Diabetes is one of chronic diseases in which blood glucose (sugar) level soar up high where human body are incapable to absorb it properly. It is important to have an appropriate diagnosis for proper management and treatment. The aim of this manuscript is to provide a more accurate diabetes prediction model through the new adaptive Trapezoidal Neutrosophic Teaching Learning-Based Optimization (TLBO) method. In order to address the inherent uncertainties and imprecisions in medical data, the suggested model makes use of the resilience of Trapezoidal Neutrosophic sets. The Trapezoidal Neutrosophic set theory provides a suitable basis for developing rule/knowledge-based systems in the medical field. The present investigation makes use of the dataset acquired from the Pima Indians Diabetes Database (PIDD) website, which has an extensive global collection of diabetes datasets. The performance of our model is evaluated against several existing methodologies, including Intuitionistic Neuro-Fuzzy System (INFS) Structure, Fuzzy Logic based Diabetes Diagnosis System (FLDDS), Fuzzy Verdict Mechanism (FVM) for Diabetes Decision, (Fuzzy Expert System) FES, and Hierarchical Neuro-Fuzzy Binary space partitioning System (HNFB-1). Quantitative analysis validates that proposed methodology achieves an exceptional predictive accuracy of 99.89 %, which is substantially higher than the comparative methodologies, namely INFS Structure (88.76 %), FLDDS (87.2 %), FVM for Diabetes Decision (85.03 %), FES (81.7 %), and HNFB-1 (78.26 %). These enhancements demonstrate show how well the suggested model works to lower diagnostic errors and increase dependability.

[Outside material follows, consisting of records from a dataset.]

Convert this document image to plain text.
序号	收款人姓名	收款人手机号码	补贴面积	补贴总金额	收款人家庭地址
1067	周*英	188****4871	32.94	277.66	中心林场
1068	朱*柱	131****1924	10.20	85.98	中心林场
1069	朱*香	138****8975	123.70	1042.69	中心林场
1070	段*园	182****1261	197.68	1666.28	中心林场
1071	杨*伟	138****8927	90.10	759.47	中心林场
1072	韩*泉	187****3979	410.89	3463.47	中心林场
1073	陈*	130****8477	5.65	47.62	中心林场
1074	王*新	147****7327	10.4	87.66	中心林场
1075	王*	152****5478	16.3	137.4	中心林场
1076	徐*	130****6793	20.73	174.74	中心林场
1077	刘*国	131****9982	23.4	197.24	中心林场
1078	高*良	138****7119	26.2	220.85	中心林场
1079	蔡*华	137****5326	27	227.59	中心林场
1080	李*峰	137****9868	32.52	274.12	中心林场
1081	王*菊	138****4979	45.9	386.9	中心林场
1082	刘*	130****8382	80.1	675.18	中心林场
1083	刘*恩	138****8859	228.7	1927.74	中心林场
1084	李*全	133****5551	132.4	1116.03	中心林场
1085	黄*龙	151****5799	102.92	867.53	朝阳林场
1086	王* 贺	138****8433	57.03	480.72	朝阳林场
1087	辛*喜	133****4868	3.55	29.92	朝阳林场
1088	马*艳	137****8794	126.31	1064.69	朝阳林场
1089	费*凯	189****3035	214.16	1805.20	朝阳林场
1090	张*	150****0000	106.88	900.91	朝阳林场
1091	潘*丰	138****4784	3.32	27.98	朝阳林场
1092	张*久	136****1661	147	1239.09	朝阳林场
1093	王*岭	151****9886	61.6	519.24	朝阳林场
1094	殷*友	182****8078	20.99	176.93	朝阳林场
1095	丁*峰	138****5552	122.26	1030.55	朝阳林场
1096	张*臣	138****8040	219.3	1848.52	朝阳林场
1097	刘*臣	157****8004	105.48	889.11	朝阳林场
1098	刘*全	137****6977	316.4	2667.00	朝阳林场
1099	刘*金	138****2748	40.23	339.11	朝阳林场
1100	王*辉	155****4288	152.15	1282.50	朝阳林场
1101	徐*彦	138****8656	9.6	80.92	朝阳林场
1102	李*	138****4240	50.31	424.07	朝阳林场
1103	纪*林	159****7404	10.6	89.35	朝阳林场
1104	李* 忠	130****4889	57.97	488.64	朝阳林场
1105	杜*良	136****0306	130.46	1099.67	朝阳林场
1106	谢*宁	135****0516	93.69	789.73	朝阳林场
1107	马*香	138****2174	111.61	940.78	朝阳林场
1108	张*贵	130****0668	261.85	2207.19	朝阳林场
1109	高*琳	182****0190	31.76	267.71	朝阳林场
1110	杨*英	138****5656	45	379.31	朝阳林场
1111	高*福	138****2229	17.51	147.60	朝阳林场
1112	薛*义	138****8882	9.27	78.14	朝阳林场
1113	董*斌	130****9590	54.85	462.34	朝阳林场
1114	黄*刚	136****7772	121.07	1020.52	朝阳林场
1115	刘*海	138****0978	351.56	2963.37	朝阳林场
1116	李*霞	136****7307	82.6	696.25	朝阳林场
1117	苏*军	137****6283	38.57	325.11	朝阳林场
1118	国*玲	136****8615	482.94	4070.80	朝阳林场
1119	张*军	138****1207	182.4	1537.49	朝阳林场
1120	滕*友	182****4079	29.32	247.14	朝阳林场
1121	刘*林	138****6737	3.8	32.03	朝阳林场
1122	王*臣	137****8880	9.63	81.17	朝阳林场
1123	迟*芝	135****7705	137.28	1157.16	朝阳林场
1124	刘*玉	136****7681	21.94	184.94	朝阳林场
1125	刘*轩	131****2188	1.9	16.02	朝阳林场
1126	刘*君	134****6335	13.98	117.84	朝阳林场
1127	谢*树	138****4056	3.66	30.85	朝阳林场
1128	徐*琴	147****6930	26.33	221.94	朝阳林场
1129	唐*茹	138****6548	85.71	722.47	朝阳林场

基于梯形中性教学学习的优化技术在提高糖尿病预后准确性中的应用
糖尿病是一种慢性疾病,患者的血糖水平会飙升到人体无法正常吸收的程度。适当的诊断对于正确的管理和治疗非常重要。本手稿旨在通过新的自适应梯形中性教学优化(TLBO)方法,提供一个更准确的糖尿病预测模型。为了解决医疗数据中固有的不确定性和不精确性,所建议的模型利用了梯形中性集的弹性。梯形中性集理论为在医疗领域开发基于规则/知识的系统提供了合适的基础。本研究使用的数据集来自皮马印第安人糖尿病数据库(PIDD)网站,该网站拥有大量的全球糖尿病数据集。我们的模型与现有的几种方法进行了性能评估,包括直觉神经模糊系统(INFS)结构、基于模糊逻辑的糖尿病诊断系统(FLDDS)、糖尿病决策模糊判定机制(FVM)、模糊专家系统(FES)和层次神经模糊二进制空间分区系统(HNFB-1)。定量分析证实,所提出的方法的预测准确率高达 99.89%,大大高于其他比较方法,即 INFS 结构(88.76%)、FLDDS(87.2%)、用于糖尿病决策的 FVM(85.03%)、FES(81.7%)和 HNFB-1(78.26%)。这些改进表明,建议的模型在降低诊断误差和提高可靠性方面效果显著。
本文章由计算机程序翻译,如有差异,请以英文原文为准。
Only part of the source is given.